Dix minutes avant la cuisson, préchauffez le four. Mélangez
la farine tamisée, le beurre et le sucre glace. Lorsque
tous les ingrédients se sont incorporés, ajoutez
les deux jaunes d'oeufs. Ne pétrissez pas la pâte!
Lorsque le mélange est homogène, abaissez la pâte
et découpez en cercle. Etalez les cercles sur de petites
moules et chemisez-les. Placez du papier cuisson sur le fond.
Mettez des grains secs sur le papier, ce qui empêchera la
pâte de monter durant la cuisson. Enfournez, à 180°C,
pendant dix minutes. Démoulez et Réservez.
Préparez la ganache. Concassez finement le chocolat et
réservez dans un saladier. Fendez la gousse de vanille
dans le sens de la longueur. A l'aide du dos de la lame d'un couteau,
relevez la pulpe. Versez la crème liquide dans une casserole.

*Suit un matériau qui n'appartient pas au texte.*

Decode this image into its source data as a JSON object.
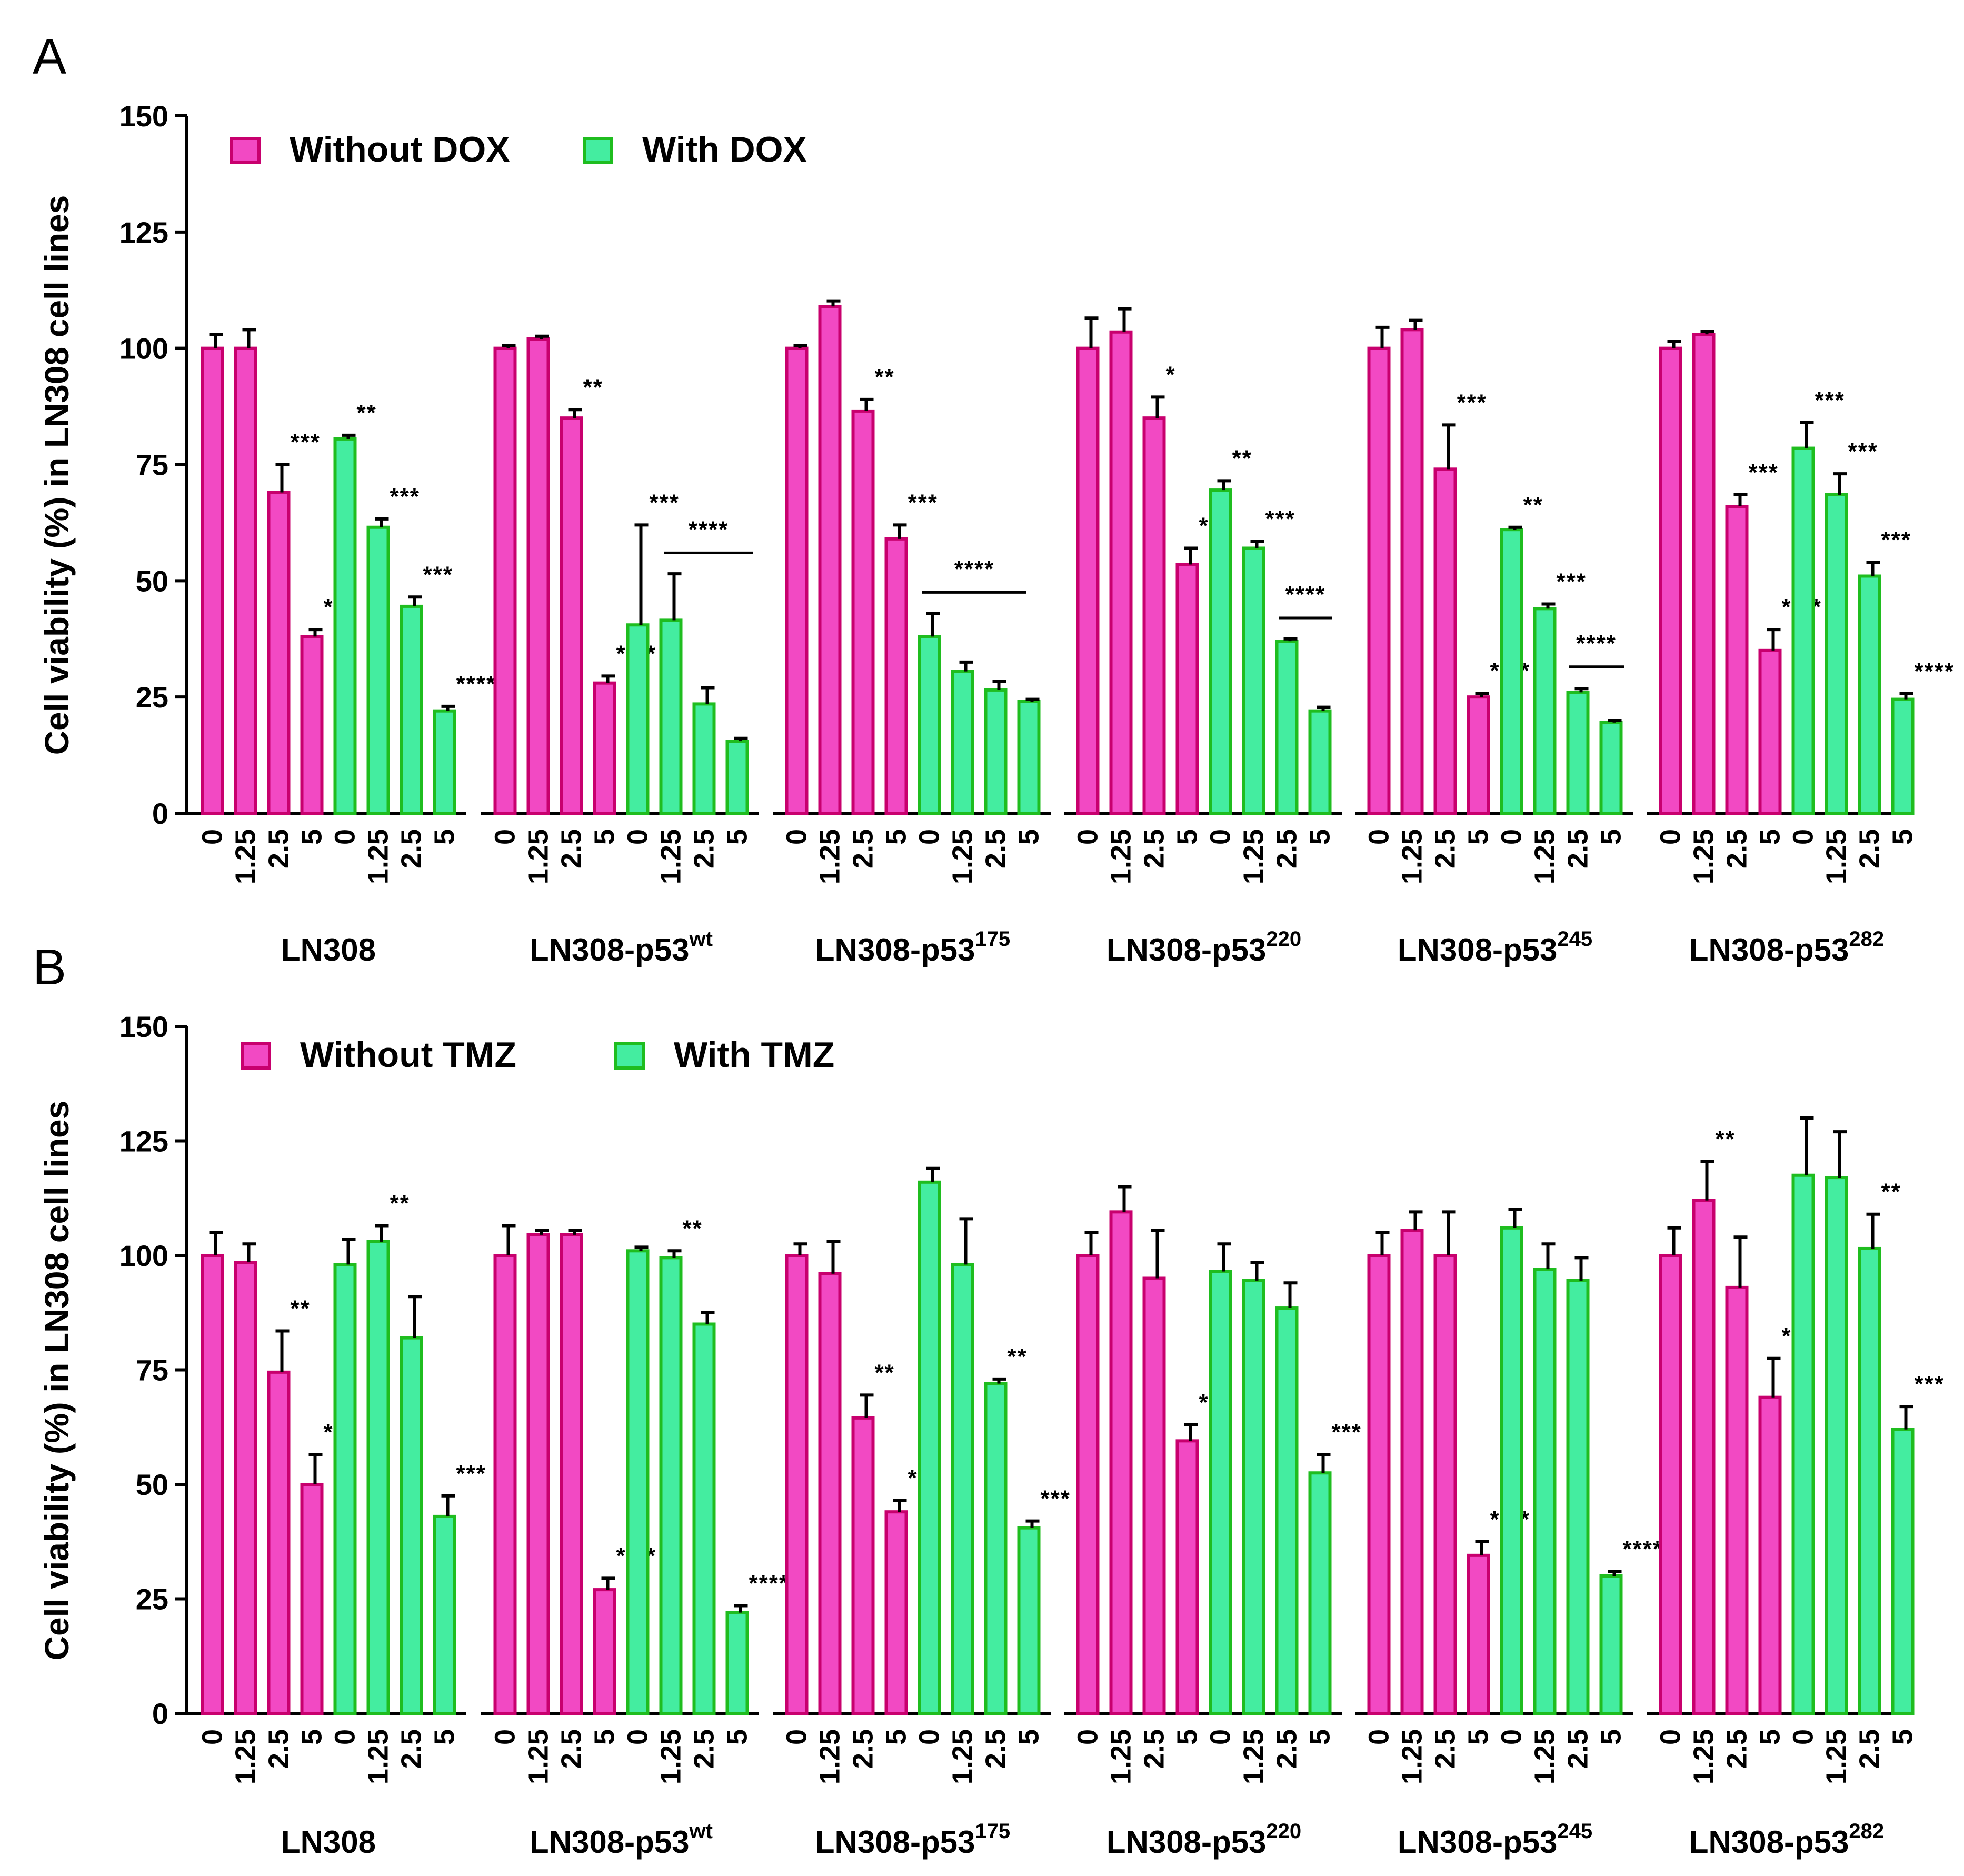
{
  "colors": {
    "without_fill": "#f249c3",
    "without_stroke": "#c8006e",
    "with_fill": "#44eda0",
    "with_stroke": "#1fbd1f",
    "axis": "#000000"
  },
  "chart_data": [
    {
      "panel": "A",
      "type": "bar",
      "ylabel": "Cell viability (%) in LN308 cell lines",
      "ylim": [
        0,
        150
      ],
      "yticks": [
        "0",
        "25",
        "50",
        "75",
        "100",
        "125",
        "150"
      ],
      "legend": [
        "Without DOX",
        "With DOX"
      ],
      "groups": [
        {
          "name": "LN308",
          "sup": "",
          "without": {
            "labels": [
              "0",
              "1.25",
              "2.5",
              "5"
            ],
            "values": [
              100,
              100,
              69,
              38
            ],
            "errors": [
              3,
              4,
              6,
              1.5
            ],
            "sig": [
              "",
              "",
              "***",
              "***"
            ]
          },
          "with": {
            "labels": [
              "0",
              "1.25",
              "2.5",
              "5"
            ],
            "values": [
              80.5,
              61.5,
              44.5,
              22
            ],
            "errors": [
              0.8,
              1.8,
              2,
              1
            ],
            "sig": [
              "**",
              "***",
              "***",
              "****"
            ]
          },
          "bracket": ""
        },
        {
          "name": "LN308-p53",
          "sup": "wt",
          "without": {
            "labels": [
              "0",
              "1.25",
              "2.5",
              "5"
            ],
            "values": [
              100,
              102,
              85,
              28
            ],
            "errors": [
              0.6,
              0.6,
              1.8,
              1.5
            ],
            "sig": [
              "",
              "",
              "**",
              "****"
            ]
          },
          "with": {
            "labels": [
              "0",
              "1.25",
              "2.5",
              "5"
            ],
            "values": [
              40.5,
              41.5,
              23.5,
              15.5
            ],
            "errors": [
              21.5,
              10,
              3.5,
              0.6
            ],
            "sig": [
              "***",
              "",
              "",
              ""
            ]
          },
          "bracket": "****"
        },
        {
          "name": "LN308-p53",
          "sup": "175",
          "without": {
            "labels": [
              "0",
              "1.25",
              "2.5",
              "5"
            ],
            "values": [
              100,
              109,
              86.5,
              59
            ],
            "errors": [
              0.6,
              1.2,
              2.5,
              3
            ],
            "sig": [
              "",
              "",
              "**",
              "***"
            ]
          },
          "with": {
            "labels": [
              "0",
              "1.25",
              "2.5",
              "5"
            ],
            "values": [
              38,
              30.5,
              26.5,
              24
            ],
            "errors": [
              5,
              2,
              1.8,
              0.5
            ],
            "sig": [
              "",
              "",
              "",
              ""
            ]
          },
          "bracket": "****"
        },
        {
          "name": "LN308-p53",
          "sup": "220",
          "without": {
            "labels": [
              "0",
              "1.25",
              "2.5",
              "5"
            ],
            "values": [
              100,
              103.5,
              85,
              53.5
            ],
            "errors": [
              6.5,
              5,
              4.5,
              3.5
            ],
            "sig": [
              "",
              "",
              "*",
              "***"
            ]
          },
          "with": {
            "labels": [
              "0",
              "1.25",
              "2.5",
              "5"
            ],
            "values": [
              69.5,
              57,
              37,
              22
            ],
            "errors": [
              2,
              1.5,
              0.5,
              0.8
            ],
            "sig": [
              "**",
              "***",
              "",
              ""
            ]
          },
          "bracket": "****"
        },
        {
          "name": "LN308-p53",
          "sup": "245",
          "without": {
            "labels": [
              "0",
              "1.25",
              "2.5",
              "5"
            ],
            "values": [
              100,
              104,
              74,
              25
            ],
            "errors": [
              4.5,
              2,
              9.5,
              0.8
            ],
            "sig": [
              "",
              "",
              "***",
              "****"
            ]
          },
          "with": {
            "labels": [
              "0",
              "1.25",
              "2.5",
              "5"
            ],
            "values": [
              61,
              44,
              26,
              19.5
            ],
            "errors": [
              0.5,
              1,
              0.8,
              0.5
            ],
            "sig": [
              "**",
              "***",
              "",
              ""
            ]
          },
          "bracket": "****"
        },
        {
          "name": "LN308-p53",
          "sup": "282",
          "without": {
            "labels": [
              "0",
              "1.25",
              "2.5",
              "5"
            ],
            "values": [
              100,
              103,
              66,
              35
            ],
            "errors": [
              1.5,
              0.6,
              2.5,
              4.5
            ],
            "sig": [
              "",
              "",
              "***",
              "****"
            ]
          },
          "with": {
            "labels": [
              "0",
              "1.25",
              "2.5",
              "5"
            ],
            "values": [
              78.5,
              68.5,
              51,
              24.5
            ],
            "errors": [
              5.5,
              4.5,
              3,
              1.2
            ],
            "sig": [
              "***",
              "***",
              "***",
              "****"
            ]
          },
          "bracket": ""
        }
      ]
    },
    {
      "panel": "B",
      "type": "bar",
      "ylabel": "Cell viability (%) in LN308 cell lines",
      "ylim": [
        0,
        150
      ],
      "yticks": [
        "0",
        "25",
        "50",
        "75",
        "100",
        "125",
        "150"
      ],
      "legend": [
        "Without TMZ",
        "With TMZ"
      ],
      "groups": [
        {
          "name": "LN308",
          "sup": "",
          "without": {
            "labels": [
              "0",
              "1.25",
              "2.5",
              "5"
            ],
            "values": [
              100,
              98.5,
              74.5,
              50
            ],
            "errors": [
              5,
              4,
              9,
              6.5
            ],
            "sig": [
              "",
              "",
              "**",
              "***"
            ]
          },
          "with": {
            "labels": [
              "0",
              "1.25",
              "2.5",
              "5"
            ],
            "values": [
              98,
              103,
              82,
              43
            ],
            "errors": [
              5.5,
              3.5,
              9,
              4.5
            ],
            "sig": [
              "",
              "**",
              "",
              "***"
            ]
          },
          "bracket": ""
        },
        {
          "name": "LN308-p53",
          "sup": "wt",
          "without": {
            "labels": [
              "0",
              "1.25",
              "2.5",
              "5"
            ],
            "values": [
              100,
              104.5,
              104.5,
              27
            ],
            "errors": [
              6.5,
              1,
              1,
              2.5
            ],
            "sig": [
              "",
              "",
              "",
              "****"
            ]
          },
          "with": {
            "labels": [
              "0",
              "1.25",
              "2.5",
              "5"
            ],
            "values": [
              101,
              99.5,
              85,
              22
            ],
            "errors": [
              0.8,
              1.5,
              2.5,
              1.5
            ],
            "sig": [
              "",
              "**",
              "",
              "****"
            ]
          },
          "bracket": ""
        },
        {
          "name": "LN308-p53",
          "sup": "175",
          "without": {
            "labels": [
              "0",
              "1.25",
              "2.5",
              "5"
            ],
            "values": [
              100,
              96,
              64.5,
              44
            ],
            "errors": [
              2.5,
              7,
              5,
              2.5
            ],
            "sig": [
              "",
              "",
              "**",
              "***"
            ]
          },
          "with": {
            "labels": [
              "0",
              "1.25",
              "2.5",
              "5"
            ],
            "values": [
              116,
              98,
              72,
              40.5
            ],
            "errors": [
              3,
              10,
              1,
              1.5
            ],
            "sig": [
              "",
              "",
              "**",
              "***"
            ]
          },
          "bracket": ""
        },
        {
          "name": "LN308-p53",
          "sup": "220",
          "without": {
            "labels": [
              "0",
              "1.25",
              "2.5",
              "5"
            ],
            "values": [
              100,
              109.5,
              95,
              59.5
            ],
            "errors": [
              5,
              5.5,
              10.5,
              3.5
            ],
            "sig": [
              "",
              "",
              "",
              "***"
            ]
          },
          "with": {
            "labels": [
              "0",
              "1.25",
              "2.5",
              "5"
            ],
            "values": [
              96.5,
              94.5,
              88.5,
              52.5
            ],
            "errors": [
              6,
              4,
              5.5,
              4
            ],
            "sig": [
              "",
              "",
              "",
              "***"
            ]
          },
          "bracket": ""
        },
        {
          "name": "LN308-p53",
          "sup": "245",
          "without": {
            "labels": [
              "0",
              "1.25",
              "2.5",
              "5"
            ],
            "values": [
              100,
              105.5,
              100,
              34.5
            ],
            "errors": [
              5,
              4,
              9.5,
              3
            ],
            "sig": [
              "",
              "",
              "",
              "****"
            ]
          },
          "with": {
            "labels": [
              "0",
              "1.25",
              "2.5",
              "5"
            ],
            "values": [
              106,
              97,
              94.5,
              30
            ],
            "errors": [
              4,
              5.5,
              5,
              1
            ],
            "sig": [
              "",
              "",
              "",
              "****"
            ]
          },
          "bracket": ""
        },
        {
          "name": "LN308-p53",
          "sup": "282",
          "without": {
            "labels": [
              "0",
              "1.25",
              "2.5",
              "5"
            ],
            "values": [
              100,
              112,
              93,
              69
            ],
            "errors": [
              6,
              8.5,
              11,
              8.5
            ],
            "sig": [
              "",
              "**",
              "",
              "***"
            ]
          },
          "with": {
            "labels": [
              "0",
              "1.25",
              "2.5",
              "5"
            ],
            "values": [
              117.5,
              117,
              101.5,
              62
            ],
            "errors": [
              12.5,
              10,
              7.5,
              5
            ],
            "sig": [
              "",
              "",
              "**",
              "***"
            ]
          },
          "bracket": ""
        }
      ]
    }
  ]
}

Ajoutez la vanille. Portez la crème à ébullition.
Retirez du feu. Versez la crème sur le chocolat. Mélangez
continuellement à l'aide d'un fouet, jusqu'à ce
que le mélange soit bien homogène. Versez la ganache
chaude sur le fond de pâte cuite. Dressez sur une assiette.
Vous pouvez accompagner cette tartelette d'une boule de glace
à la vanille.
Osez les Variantes!
Pour agrémenter vos tartes et, ci-dessous, des variantes
qui ne peuvent qu'épater!
- Ajoutez une pointe de fleur de sel à votre ganache. Il
ne s'agit pas ici de "gros sel" ou de sel fin. Trop
puissants, les cristaux du gros sel seront désagréables
en bouche. Tandis que la fleur de sel salerait la ganache dans
son ensemble. La fleur de sel offre des éclats délicats
qui disparaissent, aussitôt, sur la langue "ne laissant
ainsi que le souvenir d'une étincelle". Pour cette
version, utilisez jun chocolat fort en cacao.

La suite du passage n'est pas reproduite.